What is the difference between a line break and ‘uh’? Can ‘uh’ be a ledge in language? “ the feeling of being on a cliff, this is a very / simplified version, being on a cliff looking over the cliff at the smallness or / the expanse, the, the uh, expanse the, the expansiveness of what’s below / the cliff or beyond the horizon and the....feeling of both terror and awe.”


Pro(fusion). Monotremes to Walkabout to male ambivalence toward nursing to sweat to “gross” opossums. Homeopathy: nano-nonsense, Hippocratic oath. Plural(isms). Anne Sexton following or maybe of the “Great Men of Science.” The “brain-body reaction” of love. All the chimps and the kittens they loved or killed. (Enter)relation. Hap(hazard)ness.

From “Lucy, Part Two”:
“...somewhere / off of South America does that make any sense? Do chimps live there? / That’s wrong it was, was Africa. Somewhere off of South Africa. Or / is Ghana in Africa? It was Ghana. An island off of Ghana.”

It was The Gambia. 


It’s sort of like Drunk History, or at least maybe asks: What’s up with Drunk History? What’s so funny about in(toxic)ated people getting history half right? Jen hic(cuping) that Washington was a “dumb fuck” for his treatment of Oney. Duncan vomiting into a toilet while explaining why Edison was an asshole and how Tesla fell in love with a pigeon.


If every line of a poem goes to the end of the page, is it verse? Or ragged prose wearing a mask?

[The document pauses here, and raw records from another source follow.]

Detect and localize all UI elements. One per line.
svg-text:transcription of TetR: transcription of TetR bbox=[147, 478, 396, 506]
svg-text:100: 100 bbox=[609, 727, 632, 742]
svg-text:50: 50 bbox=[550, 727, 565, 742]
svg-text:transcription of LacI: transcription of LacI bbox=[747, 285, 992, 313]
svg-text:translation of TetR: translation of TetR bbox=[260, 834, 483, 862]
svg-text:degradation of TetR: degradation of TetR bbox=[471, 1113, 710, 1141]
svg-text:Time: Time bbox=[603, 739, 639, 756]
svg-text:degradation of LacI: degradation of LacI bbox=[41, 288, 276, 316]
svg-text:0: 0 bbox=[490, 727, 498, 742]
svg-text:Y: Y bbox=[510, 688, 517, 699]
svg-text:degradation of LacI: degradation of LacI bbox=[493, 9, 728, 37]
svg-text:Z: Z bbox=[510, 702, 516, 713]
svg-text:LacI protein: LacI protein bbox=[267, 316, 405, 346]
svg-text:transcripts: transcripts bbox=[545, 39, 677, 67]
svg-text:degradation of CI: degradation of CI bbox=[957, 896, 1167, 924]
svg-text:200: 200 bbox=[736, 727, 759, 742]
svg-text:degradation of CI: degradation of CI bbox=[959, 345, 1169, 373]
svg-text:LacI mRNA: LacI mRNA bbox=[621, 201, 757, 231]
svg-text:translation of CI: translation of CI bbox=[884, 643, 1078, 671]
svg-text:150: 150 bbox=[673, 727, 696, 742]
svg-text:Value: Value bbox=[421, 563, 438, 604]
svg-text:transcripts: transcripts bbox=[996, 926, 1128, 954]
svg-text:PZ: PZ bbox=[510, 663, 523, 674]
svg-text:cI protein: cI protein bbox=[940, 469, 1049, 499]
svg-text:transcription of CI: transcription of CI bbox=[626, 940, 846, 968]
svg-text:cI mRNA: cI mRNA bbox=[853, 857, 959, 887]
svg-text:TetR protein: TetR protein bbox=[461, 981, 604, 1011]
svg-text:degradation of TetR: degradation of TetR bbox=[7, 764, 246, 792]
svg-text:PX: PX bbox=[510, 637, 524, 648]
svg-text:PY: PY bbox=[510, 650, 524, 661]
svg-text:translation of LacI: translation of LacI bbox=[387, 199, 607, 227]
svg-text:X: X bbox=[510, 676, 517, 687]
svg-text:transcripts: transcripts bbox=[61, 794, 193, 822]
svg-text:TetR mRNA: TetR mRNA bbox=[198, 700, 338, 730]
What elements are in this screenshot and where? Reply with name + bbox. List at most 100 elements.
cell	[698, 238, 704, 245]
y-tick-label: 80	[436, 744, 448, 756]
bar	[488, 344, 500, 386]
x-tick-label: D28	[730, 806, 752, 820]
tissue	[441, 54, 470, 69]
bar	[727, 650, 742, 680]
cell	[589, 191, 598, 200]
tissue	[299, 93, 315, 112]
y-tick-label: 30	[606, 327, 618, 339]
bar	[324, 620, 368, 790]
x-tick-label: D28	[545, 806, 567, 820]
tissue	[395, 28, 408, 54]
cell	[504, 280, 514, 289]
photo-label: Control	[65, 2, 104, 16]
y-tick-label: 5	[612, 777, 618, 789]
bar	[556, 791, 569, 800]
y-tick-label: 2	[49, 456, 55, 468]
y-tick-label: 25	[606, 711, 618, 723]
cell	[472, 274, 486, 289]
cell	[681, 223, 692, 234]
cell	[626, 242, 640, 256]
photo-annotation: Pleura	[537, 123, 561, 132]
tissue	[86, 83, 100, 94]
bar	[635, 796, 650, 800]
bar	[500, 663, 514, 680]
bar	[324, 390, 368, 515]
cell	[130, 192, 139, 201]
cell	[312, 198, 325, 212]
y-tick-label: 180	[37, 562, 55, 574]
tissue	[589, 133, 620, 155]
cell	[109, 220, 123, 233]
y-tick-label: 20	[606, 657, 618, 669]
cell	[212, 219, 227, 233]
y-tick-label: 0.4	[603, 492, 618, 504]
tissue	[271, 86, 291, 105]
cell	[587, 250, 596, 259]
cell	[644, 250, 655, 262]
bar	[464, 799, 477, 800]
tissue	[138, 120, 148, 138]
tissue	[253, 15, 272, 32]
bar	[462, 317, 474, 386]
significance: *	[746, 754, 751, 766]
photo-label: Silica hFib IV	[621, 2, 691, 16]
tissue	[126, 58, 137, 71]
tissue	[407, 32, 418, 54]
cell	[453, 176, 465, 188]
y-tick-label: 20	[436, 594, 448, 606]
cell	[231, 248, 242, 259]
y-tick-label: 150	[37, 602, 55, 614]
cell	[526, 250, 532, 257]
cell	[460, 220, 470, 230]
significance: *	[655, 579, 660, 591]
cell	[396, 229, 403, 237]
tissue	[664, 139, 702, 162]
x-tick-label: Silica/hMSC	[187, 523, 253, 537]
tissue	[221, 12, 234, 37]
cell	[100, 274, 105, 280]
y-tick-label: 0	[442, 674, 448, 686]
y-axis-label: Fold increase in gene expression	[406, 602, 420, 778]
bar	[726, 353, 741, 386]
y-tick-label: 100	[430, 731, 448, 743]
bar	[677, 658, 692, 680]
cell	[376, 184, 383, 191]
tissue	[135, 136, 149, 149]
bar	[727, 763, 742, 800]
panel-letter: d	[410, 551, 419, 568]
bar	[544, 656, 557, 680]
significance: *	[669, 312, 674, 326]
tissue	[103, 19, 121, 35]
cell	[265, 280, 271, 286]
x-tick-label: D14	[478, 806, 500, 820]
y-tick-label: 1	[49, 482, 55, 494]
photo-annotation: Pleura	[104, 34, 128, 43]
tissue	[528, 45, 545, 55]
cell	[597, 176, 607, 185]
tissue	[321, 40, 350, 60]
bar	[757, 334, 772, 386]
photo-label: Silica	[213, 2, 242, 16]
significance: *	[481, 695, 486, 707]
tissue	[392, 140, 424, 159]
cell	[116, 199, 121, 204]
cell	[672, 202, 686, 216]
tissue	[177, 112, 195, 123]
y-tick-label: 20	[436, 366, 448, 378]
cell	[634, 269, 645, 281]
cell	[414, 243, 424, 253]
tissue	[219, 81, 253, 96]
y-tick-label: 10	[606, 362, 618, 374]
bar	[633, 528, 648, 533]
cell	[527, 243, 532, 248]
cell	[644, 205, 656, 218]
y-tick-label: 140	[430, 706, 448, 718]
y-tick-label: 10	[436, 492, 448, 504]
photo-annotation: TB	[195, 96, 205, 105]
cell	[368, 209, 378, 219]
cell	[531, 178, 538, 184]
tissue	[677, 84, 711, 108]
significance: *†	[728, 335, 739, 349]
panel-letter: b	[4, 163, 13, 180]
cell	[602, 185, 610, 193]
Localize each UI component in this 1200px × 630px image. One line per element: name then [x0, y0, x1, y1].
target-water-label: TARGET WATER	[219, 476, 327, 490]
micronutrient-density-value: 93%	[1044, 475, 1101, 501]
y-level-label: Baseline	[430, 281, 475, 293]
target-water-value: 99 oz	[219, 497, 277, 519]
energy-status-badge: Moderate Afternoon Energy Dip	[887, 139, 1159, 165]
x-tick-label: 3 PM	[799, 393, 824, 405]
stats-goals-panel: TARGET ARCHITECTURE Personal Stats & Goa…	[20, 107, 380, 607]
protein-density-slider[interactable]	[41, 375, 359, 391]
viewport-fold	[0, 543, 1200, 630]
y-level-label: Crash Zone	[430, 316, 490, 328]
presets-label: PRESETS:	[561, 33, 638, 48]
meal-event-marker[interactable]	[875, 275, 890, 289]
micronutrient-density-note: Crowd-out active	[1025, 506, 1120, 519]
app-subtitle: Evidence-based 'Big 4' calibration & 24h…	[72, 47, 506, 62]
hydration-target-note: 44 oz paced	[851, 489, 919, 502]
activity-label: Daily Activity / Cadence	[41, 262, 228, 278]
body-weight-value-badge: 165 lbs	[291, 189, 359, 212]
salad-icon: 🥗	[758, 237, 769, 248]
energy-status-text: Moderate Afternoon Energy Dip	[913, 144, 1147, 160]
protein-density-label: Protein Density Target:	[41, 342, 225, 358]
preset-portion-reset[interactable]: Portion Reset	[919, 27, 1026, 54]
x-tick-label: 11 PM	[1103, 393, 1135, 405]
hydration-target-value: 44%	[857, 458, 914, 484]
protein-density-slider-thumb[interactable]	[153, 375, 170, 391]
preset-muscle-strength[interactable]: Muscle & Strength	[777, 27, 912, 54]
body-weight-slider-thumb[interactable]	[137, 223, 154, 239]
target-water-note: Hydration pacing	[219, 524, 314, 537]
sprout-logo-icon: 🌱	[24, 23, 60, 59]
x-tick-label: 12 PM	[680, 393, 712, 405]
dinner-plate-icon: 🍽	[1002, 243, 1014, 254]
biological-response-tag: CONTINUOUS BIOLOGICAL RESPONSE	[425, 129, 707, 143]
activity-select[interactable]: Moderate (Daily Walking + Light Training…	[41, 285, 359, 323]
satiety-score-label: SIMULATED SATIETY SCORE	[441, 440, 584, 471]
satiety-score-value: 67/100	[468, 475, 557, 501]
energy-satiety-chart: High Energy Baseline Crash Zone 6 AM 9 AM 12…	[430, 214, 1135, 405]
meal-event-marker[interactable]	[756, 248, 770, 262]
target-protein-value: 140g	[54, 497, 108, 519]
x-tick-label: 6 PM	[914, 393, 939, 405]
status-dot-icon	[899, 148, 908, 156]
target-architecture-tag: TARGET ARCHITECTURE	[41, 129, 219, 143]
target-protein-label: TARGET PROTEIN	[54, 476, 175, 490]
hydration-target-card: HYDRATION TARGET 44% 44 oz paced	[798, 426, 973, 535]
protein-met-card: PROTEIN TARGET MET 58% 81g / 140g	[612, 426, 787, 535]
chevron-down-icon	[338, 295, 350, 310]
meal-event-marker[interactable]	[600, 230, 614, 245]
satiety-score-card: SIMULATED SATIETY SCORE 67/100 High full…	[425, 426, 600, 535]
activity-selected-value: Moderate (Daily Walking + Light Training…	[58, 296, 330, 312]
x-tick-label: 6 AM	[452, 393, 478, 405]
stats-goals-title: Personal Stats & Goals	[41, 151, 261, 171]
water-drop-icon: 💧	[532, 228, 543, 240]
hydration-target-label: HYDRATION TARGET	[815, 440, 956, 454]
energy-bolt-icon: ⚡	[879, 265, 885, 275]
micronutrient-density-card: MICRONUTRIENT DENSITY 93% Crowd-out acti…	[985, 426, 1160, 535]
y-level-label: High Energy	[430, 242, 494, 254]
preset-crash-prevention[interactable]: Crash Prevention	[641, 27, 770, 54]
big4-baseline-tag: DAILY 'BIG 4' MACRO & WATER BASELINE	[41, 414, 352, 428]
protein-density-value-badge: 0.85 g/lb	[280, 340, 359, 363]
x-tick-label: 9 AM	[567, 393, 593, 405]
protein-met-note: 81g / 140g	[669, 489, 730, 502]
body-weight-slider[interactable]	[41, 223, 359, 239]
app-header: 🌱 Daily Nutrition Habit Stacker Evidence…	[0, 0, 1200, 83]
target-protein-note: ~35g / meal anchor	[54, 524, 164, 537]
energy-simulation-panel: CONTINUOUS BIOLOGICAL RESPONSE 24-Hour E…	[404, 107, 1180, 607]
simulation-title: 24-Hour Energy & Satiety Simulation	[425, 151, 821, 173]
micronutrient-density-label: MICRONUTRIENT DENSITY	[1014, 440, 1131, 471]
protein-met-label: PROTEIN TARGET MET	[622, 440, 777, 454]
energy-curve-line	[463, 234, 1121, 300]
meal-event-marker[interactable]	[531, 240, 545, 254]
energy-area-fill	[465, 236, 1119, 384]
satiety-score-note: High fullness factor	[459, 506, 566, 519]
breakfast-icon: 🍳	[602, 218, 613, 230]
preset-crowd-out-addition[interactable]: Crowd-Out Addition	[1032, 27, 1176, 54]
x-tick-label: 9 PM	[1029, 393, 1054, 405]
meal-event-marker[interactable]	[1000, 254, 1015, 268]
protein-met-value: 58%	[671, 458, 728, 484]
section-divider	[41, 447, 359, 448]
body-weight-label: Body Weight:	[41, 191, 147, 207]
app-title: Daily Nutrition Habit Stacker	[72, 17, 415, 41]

Distinction made arbitrary?

Language hovers between two entities and refuses to be recognizably either? 


Ariana Nadia Nash is the winner of the 2011 Philip Levine Prize in Poetry for her collection Instructions for Preparing Your Skin, published by Anhinga Press. She has also published the chapbook Our Blood Is Singing from Damask Press. Her work has appeared in Rock & Sling, Poet Lore, Painted Bride Quarterly, and Cimarron Review, among other journals. She is a lecturer at the University of Chicago.